Law Report: 3 June 1998 - Meaning of 'good marketable title' in underta king

Barclays Bank plc v Weeks Legg & Dean (a firm); Barclays Bank plc v Layton Lougher & Co (a firm); Barclays Bank plc v N E Hopkin John & Co (a firm); Court of Appeal (Lord Justice Millett, Lord Justice Pill and Lord Justice May) 21 May 1998

IN A STANDARD form undertaking given to a bank by a purchaser's solicitor to facilitate the completion of a contract for the sale of land, whereby the solicitor undertook to apply any sums received solely for acquiring "good marketable title", the expression "good marketable title" did not mean "a freehold title free from encumbrances".

The Court of Appeal so held on the hearing of three appeals concerning the proper construction of a standard form of undertaking given by solicitors to Barclays Bank plc.

The undertaking was in a form agreed between the Law Society and the banks, and contained the following undertakings:

(a) that any sums received from you or your customer for the purpose of this transaction will be applied solely for acquiring a good marketable title to such property and in paying any necessary deposit legal costs and disbursements in connection with such purpose. The purchase price contemplated is pounds . . . gross and with apportionments and any necessary disbursements is not expected to exceed pounds . . . ;

(b) after the property has been acquired by . . . and all necessary stamping and registration completed to send the title deeds and/or land certificates and documents to you and in the meantime to hold them to your order.

In each of the three cases the bank had brought an action for damages against the solicitor who had given the undertaking, claiming that the solicitor had parted with the money on completion of the purchase of the relevant property but had failed to obtain a title to the property which provided satisfactory security for the bank.

Simon Berry QC, Jonathan Nash, Nigel Jones and Michael Sullivan (Eversheds) for the bank; Mark Hapgood QC and Richard McManus (Blake Lapthorn), Peter Cranfield (Wansbroughs Willey Hargrave) and David Halpern (Morgan Bruce) for the solicitors.

Lord Justice Millett said that the following issues arose on the appeals: the meaning to be attributed to the expression in the undertaking "for acquiring a good marketable title to the property"; and whether the obligation which the solicitors assumed by giving the undertaking was an absolute or a qualified obligation.

The subject-matter of a sale of land and the vendor's duty to prove his title to the subject-matter of the sale were two quite separate questions. The obligation of a vendor was to deduce sufficient title to the property which he had contracted to sell. The expression "good marketable title" described the quality of the evidence which the purchaser was bound to accept as sufficient to discharge that obligation. It said nothing about the nature or extent of the property contracted to be sold to which title had to be deduced.

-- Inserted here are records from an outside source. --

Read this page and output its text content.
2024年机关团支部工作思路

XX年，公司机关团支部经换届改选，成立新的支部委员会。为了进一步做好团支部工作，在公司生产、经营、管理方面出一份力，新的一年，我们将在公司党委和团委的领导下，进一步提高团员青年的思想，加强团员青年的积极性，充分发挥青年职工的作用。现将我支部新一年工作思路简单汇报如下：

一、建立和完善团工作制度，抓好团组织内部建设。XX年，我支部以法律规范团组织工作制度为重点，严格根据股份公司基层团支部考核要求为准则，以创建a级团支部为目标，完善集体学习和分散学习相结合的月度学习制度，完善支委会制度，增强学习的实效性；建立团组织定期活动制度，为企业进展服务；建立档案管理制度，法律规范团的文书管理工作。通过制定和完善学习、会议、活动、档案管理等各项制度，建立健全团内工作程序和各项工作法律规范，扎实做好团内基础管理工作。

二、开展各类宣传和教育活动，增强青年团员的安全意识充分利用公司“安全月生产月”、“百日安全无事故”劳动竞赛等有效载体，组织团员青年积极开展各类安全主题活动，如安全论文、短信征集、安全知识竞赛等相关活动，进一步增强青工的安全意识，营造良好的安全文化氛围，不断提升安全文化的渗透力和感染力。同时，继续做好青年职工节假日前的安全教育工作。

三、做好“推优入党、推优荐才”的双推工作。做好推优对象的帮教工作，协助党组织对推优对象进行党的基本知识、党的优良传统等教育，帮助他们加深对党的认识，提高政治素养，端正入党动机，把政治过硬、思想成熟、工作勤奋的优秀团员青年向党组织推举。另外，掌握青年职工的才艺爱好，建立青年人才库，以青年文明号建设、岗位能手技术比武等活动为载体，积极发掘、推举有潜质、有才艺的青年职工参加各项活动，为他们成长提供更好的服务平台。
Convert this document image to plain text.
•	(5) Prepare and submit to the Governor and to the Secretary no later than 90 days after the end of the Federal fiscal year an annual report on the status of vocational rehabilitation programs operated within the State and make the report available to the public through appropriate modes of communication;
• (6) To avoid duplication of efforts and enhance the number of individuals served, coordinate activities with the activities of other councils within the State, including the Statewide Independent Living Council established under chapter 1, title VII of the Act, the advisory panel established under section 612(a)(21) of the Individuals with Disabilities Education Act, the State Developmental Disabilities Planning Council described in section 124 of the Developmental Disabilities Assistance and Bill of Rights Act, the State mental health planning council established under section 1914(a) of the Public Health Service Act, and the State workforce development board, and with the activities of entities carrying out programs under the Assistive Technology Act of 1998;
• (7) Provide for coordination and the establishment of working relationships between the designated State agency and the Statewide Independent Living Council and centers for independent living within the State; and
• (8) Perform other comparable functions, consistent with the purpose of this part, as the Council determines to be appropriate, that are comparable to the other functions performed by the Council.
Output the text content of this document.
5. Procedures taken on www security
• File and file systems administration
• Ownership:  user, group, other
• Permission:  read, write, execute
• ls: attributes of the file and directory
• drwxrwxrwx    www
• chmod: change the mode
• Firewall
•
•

The expression was a compendious one which described the title and not the property, and where it was contained in a contract for the sale of land, it meant "to the property contracted to be sold". In the present cases it was not contained in a contract for sale or in a communication between vendor and purchaser, but in a separate document provided by the purchaser's solicitor to a third party. The property was described in the undertaking in order to enable the parties to identify the transaction to which the undertaking related, not the property which the purchaser was acquiring. It was not necessary for the full particulars of the property together with the rights with and subject to which it was being sold to be set out in the undertaking, but was sufficient for the property to be described in terms sufficient to enable the relevant transaction to be identified.

The undertaking was, therefore, to be construed as an undertaking not to part with the money except for a good marketable title to the property which was the subject of the transaction briefly described in the document.

Further, the undertaking ought to be construed as subjecting the solicitor to qualified a obligation only, i.e. to obtain in exchange for the money what a reasonably competent solicitor acting with proper skill and care would accept as a good marketable title. That would bring his obligations under the undertaking into conformity with his obligations to his own client as well as with his trust obligations to the bank, and would not involve exposing him to a liability which no solicitor could properly be advised to accept.